Körner: Das bedeutet, dass Maria als ganzer Mensch bei Gott vollendet ist, nicht nur ein Teil von ihr, ein geistiges Prinzip. Gott will uns mit Leib und Seele – auch in der Vollendung. Damit sind wir mitten in der Diskussion um den Menschen. Mit der Formulierung „Leib und Seele” wird einerseits dem Leib Bedeutung gegeben – er darf nicht abgewertet werden. Ebenso wenig die Seele. Das Wort „Seele” steht nicht nur für besonders komplex organisierte Materie, sondern für einen nichtmateriellen Überschuss, für ein Ich, das zur Gemeinschaft mit Gott berufen ist.
Die Kirche spricht bei Maria nicht von „Himmelfahrt”, sondern von „Mariä Aufnahme in den Himmel”. Warum?
Körner: Zur Auferstehung Jesu gibt es im Neuen Testament zwei unterschiedliche Aussagen: Einerseits wird gesagt „Jesus wurde auferweckt”, andererseits „Jesus ist auferstanden”. Das heißt: Jesus hat den Tod durch die Kraft Gottes überwunden. Aber es bleibt offen, wie man sich das vorstellt – eine Auferstehung aus eigener göttlicher Kraft oder eine Auferweckung durch Gott.
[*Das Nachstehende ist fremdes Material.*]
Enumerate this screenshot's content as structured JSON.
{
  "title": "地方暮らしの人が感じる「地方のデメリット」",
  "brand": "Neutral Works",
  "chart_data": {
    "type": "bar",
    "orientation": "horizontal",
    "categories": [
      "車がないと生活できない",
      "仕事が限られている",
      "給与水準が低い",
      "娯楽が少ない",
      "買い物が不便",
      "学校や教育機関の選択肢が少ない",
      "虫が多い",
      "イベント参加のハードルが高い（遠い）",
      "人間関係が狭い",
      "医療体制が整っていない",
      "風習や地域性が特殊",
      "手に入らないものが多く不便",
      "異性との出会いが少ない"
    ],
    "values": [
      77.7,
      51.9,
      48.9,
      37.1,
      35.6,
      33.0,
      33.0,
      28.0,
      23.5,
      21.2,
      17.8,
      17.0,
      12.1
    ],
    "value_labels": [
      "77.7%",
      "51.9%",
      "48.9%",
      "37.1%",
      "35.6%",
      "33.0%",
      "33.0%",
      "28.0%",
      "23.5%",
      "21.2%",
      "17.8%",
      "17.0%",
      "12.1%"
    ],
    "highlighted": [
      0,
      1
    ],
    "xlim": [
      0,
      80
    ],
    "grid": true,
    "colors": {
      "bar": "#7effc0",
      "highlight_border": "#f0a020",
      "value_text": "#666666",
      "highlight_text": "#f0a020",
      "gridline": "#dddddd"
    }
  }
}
Dass Maria aus eigener Kraft von den Toten auferstanden sei, diese Vorstellung kann nicht vertreten werden. Maria ist nicht Gott, sondern ganz und gar Geschöpf, angewiesen auf Gottes Gnade.
Maria ist laut der Kirchenkonstitution „Lumen gentium” des Zweiten Vatikanischen Konzils „Zeichen der sicheren Hoffnung und des Trostes”. Was heißt das für unser Christenleben?
Körner: Vielleicht ist es sinnvoll, auf das Jahr der Verkündigung des Dogmas hinzuweisen: 1950. Erst fünf Jahre sind seit dem grässlichsten Gemetzel des 20. Jahrhunderts, vielleicht der ganzen Menschheitsgeschichte vergangen – seit dem Zweiten Weltkrieg, dem Holocaust und unzähligen anderen Gräueln. Aller Glaube an die Größe und einzigartige Würde des Menschen ist zutiefst in Frage gestellt. Vor diesem Hintergrund bedeutet die Aufnahme Mariens in die Herrlichkeit Gottes auch eine Bekräftigung der Möglichkeit, dass der Mensch im Glauben an Gott auch an sich glauben kann. Gott nimmt seine Berufung nicht zurück. Und diese Berufung ist Vollendung, nicht Untergang. Daran erinnert zu werden, bedeutet tatsächlich Hoffnung und Trost. Auch heute.